La prison de Nouméa, un bol d’air… tardif

Le ministre de la Justice Éric Dupond-Moretti s’est rendu, jeudi 22 février, sur le terrain devant accueillir le futur centre de détention à Nouméa. Un projet « indispensable » et « nécessaire ». (© A.-C.P.)

Annoncé à 60 milliards de francs, soit le plus important investissement de l’État en Nouvelle-Calédonie, le projet de construction d’un centre pénitentiaire en baie de Koutio-Kouéta promet des retombées économiques considérables. Mais le calendrier ne répond pas à l’urgence du BTP.

La courte voie en terre débouche pour l’instant sur un terrain vague. En baie de Koutio-Kouéta à Nouméa, jeudi 22 février, le ministre de la Justice Éric Dupond-Moretti, accompagné de ses confrères Gérald Darmanin et Marie Guévenoux, a annoncé la construction d’un centre pénitentiaire d’une capacité de 600 places ici même, au bout de la zone industrielle de Ducos. Relais attendu du Camp-Est tristement réputé pour ses conditions de détention indignes, le nouvel établissement, qui réservera une place conséquente à la réinsertion, doit s’étendre sur 18 hectares.

Le budget, entièrement soutenu par l’État, est colossal : 60 milliards de francs. « C’est énorme, c’est le plus gros investissement de l’État en Nouvelle-Calédonie », s’est félicité le garde des Sceaux. De nombreux corps de métier seront sollicités. « Nous sommes contents que le gouvernement national investisse un tel montant », note Benoît Meunier, président de la Fédération calédonienne du BTP. Cet engagement financier « relancerait beaucoup le secteur », ajoute Christophe Hervouet, secrétaire général du comité d’entreprise de Colas route et délégué syndical du Soenc BTP.
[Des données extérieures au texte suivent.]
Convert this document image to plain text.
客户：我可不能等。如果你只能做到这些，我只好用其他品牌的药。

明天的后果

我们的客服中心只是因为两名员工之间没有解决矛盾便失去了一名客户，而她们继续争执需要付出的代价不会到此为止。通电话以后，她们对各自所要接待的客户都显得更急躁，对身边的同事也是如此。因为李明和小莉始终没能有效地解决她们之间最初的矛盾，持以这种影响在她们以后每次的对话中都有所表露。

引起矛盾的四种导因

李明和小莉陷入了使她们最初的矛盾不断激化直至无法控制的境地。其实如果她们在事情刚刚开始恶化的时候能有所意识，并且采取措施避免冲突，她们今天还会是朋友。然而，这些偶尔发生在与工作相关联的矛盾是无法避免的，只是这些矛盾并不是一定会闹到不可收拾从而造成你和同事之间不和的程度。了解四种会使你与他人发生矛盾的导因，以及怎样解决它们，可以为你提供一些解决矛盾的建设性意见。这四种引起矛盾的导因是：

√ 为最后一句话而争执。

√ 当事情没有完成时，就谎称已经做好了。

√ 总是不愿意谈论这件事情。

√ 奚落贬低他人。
Prudent sur le planning du chantier le jeudi matin, Éric Dupond-Moretti a dévoilé une base de calendrier, un peu plus tard, devant les caméras de NC La 1ère, puis par communiqué officiel du ministère : après un temps réservé aux études, la mise en chantier est estimée en 2029 et la livraison du centre de détention, en 2032.

« LA CRISE INTERVIENT MAINTENANT »

Benoît Meunier et Christophe Hervouet sont unanimes, « la crise intervient maintenant ». Conclusion, « il va y avoir de la casse d’ici là », bien avant le premier coup de pioche pour la réalisation de la prison, déplore le dirigeant de la FCBTP. « Les petites entreprises vont commencer à tomber », confie le syndicaliste, qui signale que la direction de Colas va déposer une demande de chômage partiel pour une centaine de salariés sur un effectif total de 250 employés. « Il faut que tout le monde se mette autour de la table pour assurer une relance du BTP. »
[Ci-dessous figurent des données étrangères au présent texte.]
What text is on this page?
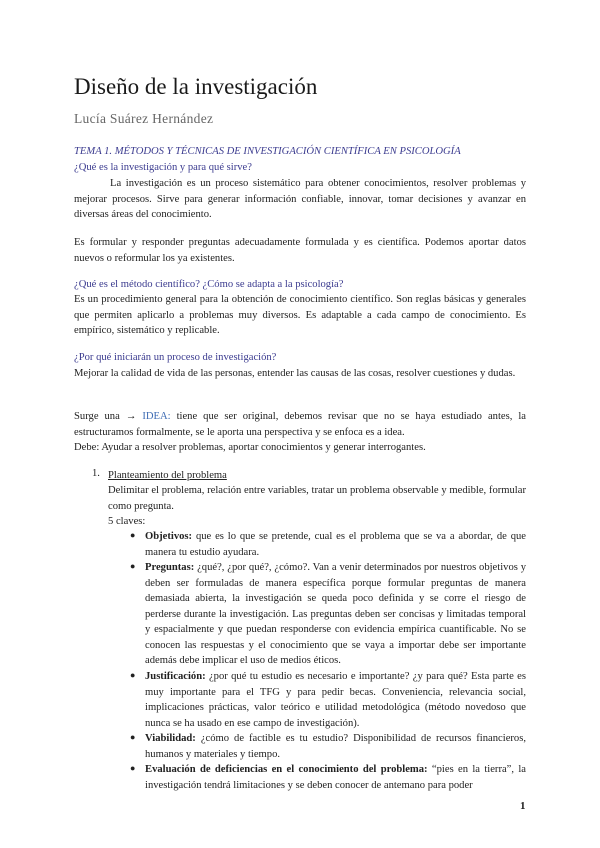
Diseño de la investigación
Lucía Suárez Hernández

TEMA 1. MÉTODOS Y TÉCNICAS DE INVESTIGACIÓN CIENTÍFICA EN PSICOLOGÍA

¿Qué es la investigación y para qué sirve?

La investigación es un proceso sistemático para obtener conocimientos, resolver problemas y mejorar procesos. Sirve para generar información confiable, innovar, tomar decisiones y avanzar en diversas áreas del conocimiento.

Es formular y responder preguntas adecuadamente formulada y es científica. Podemos aportar datos nuevos o reformular los ya existentes.

¿Qué es el método científico? ¿Cómo se adapta a la psicología?

Es un procedimiento general para la obtención de conocimiento científico. Son reglas básicas y generales que permiten aplicarlo a problemas muy diversos. Es adaptable a cada campo de conocimiento. Es empírico, sistemático y replicable.

¿Por qué iniciarán un proceso de investigación?

Mejorar la calidad de vida de las personas, entender las causas de las cosas, resolver cuestiones y dudas.

Surge una → IDEA: tiene que ser original, debemos revisar que no se haya estudiado antes, la estructuramos formalmente, se le aporta una perspectiva y se enfoca es a idea.

Debe: Ayudar a resolver problemas, aportar conocimientos y generar interrogantes.

1. Planteamiento del problema

Delimitar el problema, relación entre variables, tratar un problema observable y medible, formular como pregunta.

5 claves:

● Objetivos: que es lo que se pretende, cual es el problema que se va a abordar, de que manera tu estudio ayudara.

● Preguntas: ¿qué?, ¿por qué?, ¿cómo?. Van a venir determinados por nuestros objetivos y deben ser formuladas de manera específica porque formular preguntas de manera demasiada abierta, la investigación se queda poco definida y se corre el riesgo de perderse durante la investigación. Las preguntas deben ser concisas y limitadas temporal y espacialmente y que puedan responderse con evidencia empírica cuantificable. No se conocen las respuestas y el conocimiento que se vaya a importar debe ser importante además debe implicar el uso de medios éticos.

● Justificación: ¿por qué tu estudio es necesario e importante? ¿y para qué? Esta parte es muy importante para el TFG y para pedir becas. Conveniencia, relevancia social, implicaciones prácticas, valor teórico e utilidad metodológica (método novedoso que nunca se ha usado en ese campo de investigación).

● Viabilidad: ¿cómo de factible es tu estudio? Disponibilidad de recursos financieros, humanos y materiales y tiempo.

● Evaluación de deficiencias en el conocimiento del problema: “pies en la tierra”, la investigación tendrá limitaciones y se deben conocer de antemano para poder

1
Selon les professionnels du bâtiment et travaux publics, il paraît bien difficile d’accélérer le programme en vue de la construction de la prison de Nouméa en baie de Koutio-Kouéta. Pourtant, ce projet d’une ampleur unique promet un vrai bol d’air, à condition que les grandes mais aussi les petites entreprises locales bénéficient des retombées économiques. Le centre de détention de Koné, doté de 120 places réservées aux hommes majeurs condamnés et inauguré par le ministre de la Justice vendredi 23 février, a boosté la région. « Un véritable moteur économique », avait indiqué le ministère de référence au début des travaux, le chantier de construction mobilisant entre 20 et 30 entreprises et intégrant un volet social grâce à la clause d’insertion des marchés publics. Et encore, le coût de la réalisation dans le Nord, après trois années de travaux, s’est élevé à 6,4 milliards de francs. Donc bien inférieur au budget de 60 milliards de francs annoncé à Nouméa.

Des patrons dans le BTP craignent un double effet de la crise : au-delà de la disparition de sociétés, des salariés formés et expérimentés peuvent quitter le territoire ou trouver du travail ici dans un tout autre domaine. Ce secteur spécifique perdrait ainsi en compétences.